Realization of Pre-Recording
About a week before the recording, speakers receive an e-mail with a link to upload their slides, as well as the meeting ID for the recording. During the recording, technical staff gives recommendations on the settings and guides the speakers through the procedure. We calculate one hour per presentation – which ensures that even with “second takes” and speakers who are running late, there are no time issues.
There are always no-shows or speakers cancelling appointments at the very last minute.

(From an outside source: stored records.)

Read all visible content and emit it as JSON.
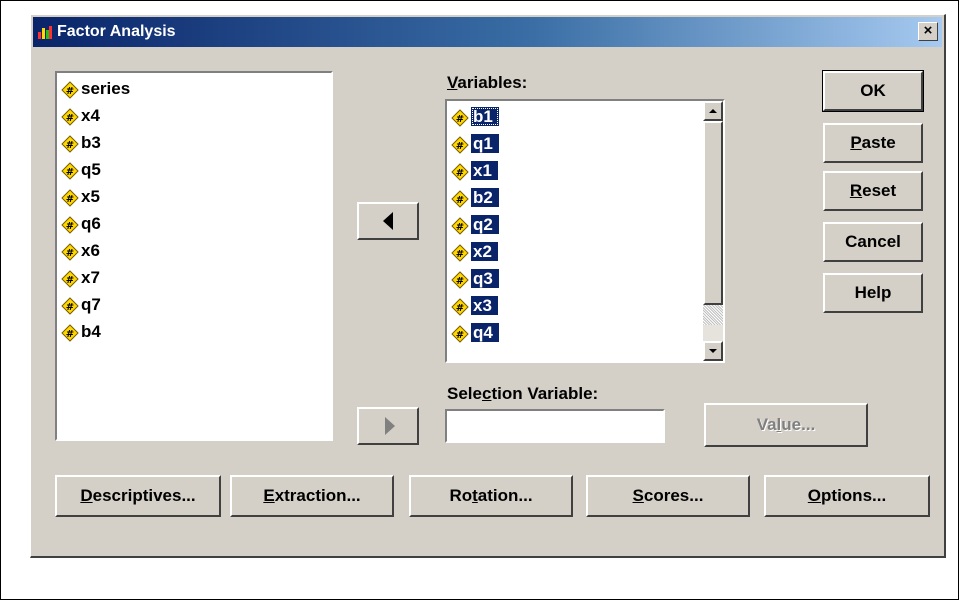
{
  "window": {
    "title": "Factor Analysis",
    "close_glyph": "×"
  },
  "source_list": {
    "items": [
      "series",
      "x4",
      "b3",
      "q5",
      "x5",
      "q6",
      "x6",
      "x7",
      "q7",
      "b4"
    ]
  },
  "variables": {
    "label_accel": "V",
    "label_rest": "ariables:",
    "items": [
      "b1",
      "q1",
      "x1",
      "b2",
      "q2",
      "x2",
      "q3",
      "x3",
      "q4"
    ]
  },
  "selection_variable": {
    "label_pre": "Sele",
    "label_accel": "c",
    "label_post": "tion Variable:",
    "value": ""
  },
  "side_buttons": {
    "ok": "OK",
    "paste_accel": "P",
    "paste_rest": "aste",
    "reset_accel": "R",
    "reset_rest": "eset",
    "cancel": "Cancel",
    "help": "Help"
  },
  "value_button": {
    "pre": "Va",
    "accel": "l",
    "post": "ue..."
  },
  "bottom_buttons": {
    "descriptives_accel": "D",
    "descriptives_rest": "escriptives...",
    "extraction_accel": "E",
    "extraction_rest": "xtraction...",
    "rotation_pre": "Ro",
    "rotation_accel": "t",
    "rotation_post": "ation...",
    "scores_accel": "S",
    "scores_rest": "cores...",
    "options_accel": "O",
    "options_rest": "ptions..."
  },
  "icons": {
    "app": "spss-app-icon",
    "variable": "scale-variable-icon",
    "move_left": "arrow-left-icon",
    "move_right": "arrow-right-icon",
    "scroll_up": "scroll-up-icon",
    "scroll_down": "scroll-down-icon",
    "close": "close-icon"
  },
  "colors": {
    "selection": "#0a246a",
    "title_start": "#0a246a",
    "title_end": "#a6caf0",
    "face": "#d4d0c8"
  }
}
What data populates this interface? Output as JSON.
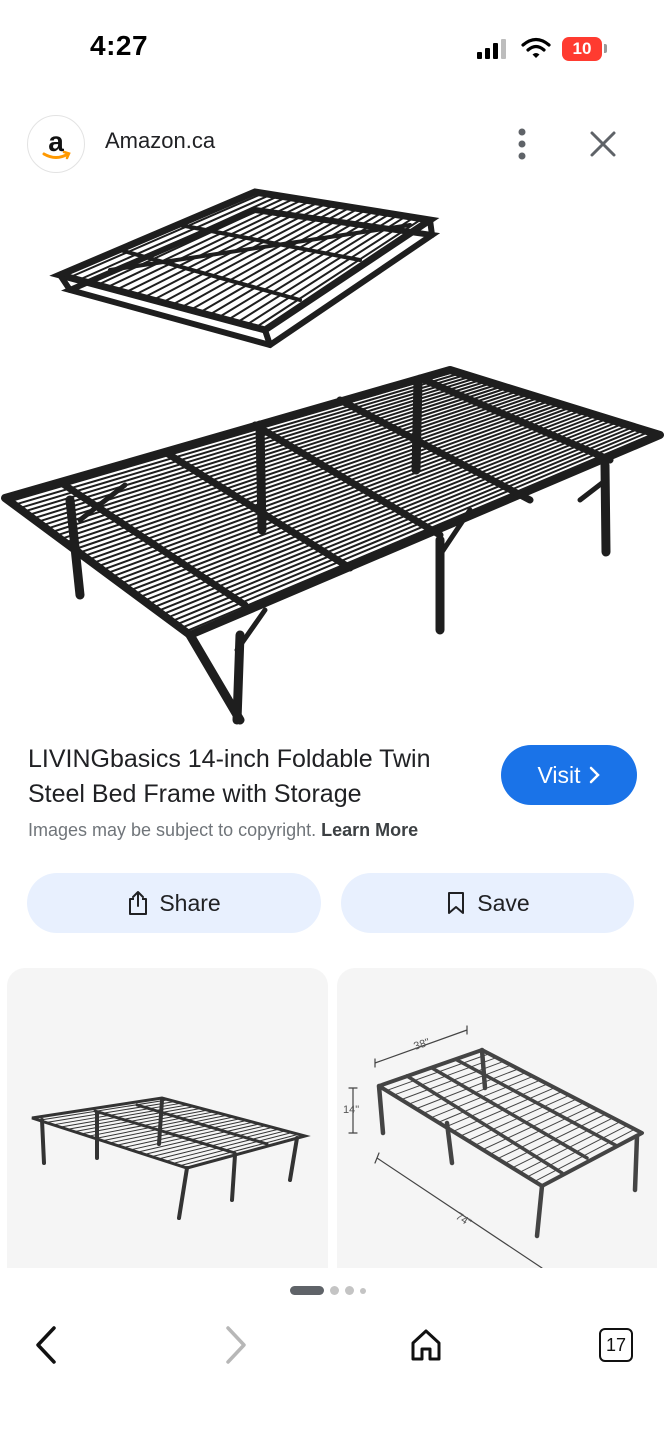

If such cancellations are dealt with quickly, scheduling time frames do not get out of hand. If a speaker cancels on one day, we try to find an alternative slot on the next day in order to not have too many speaking to take care of at the very end of the recording period. Reminding speakers from different time zones about appointments ahead of time (confirming their local appointment time) saves resources as well.
For the respective sessions during the event, all chairs and speakers are invited to join. Recorded talks are shown, briefly announced by the chairs and at the end of each session, there is a 20-30-minute live Q&A.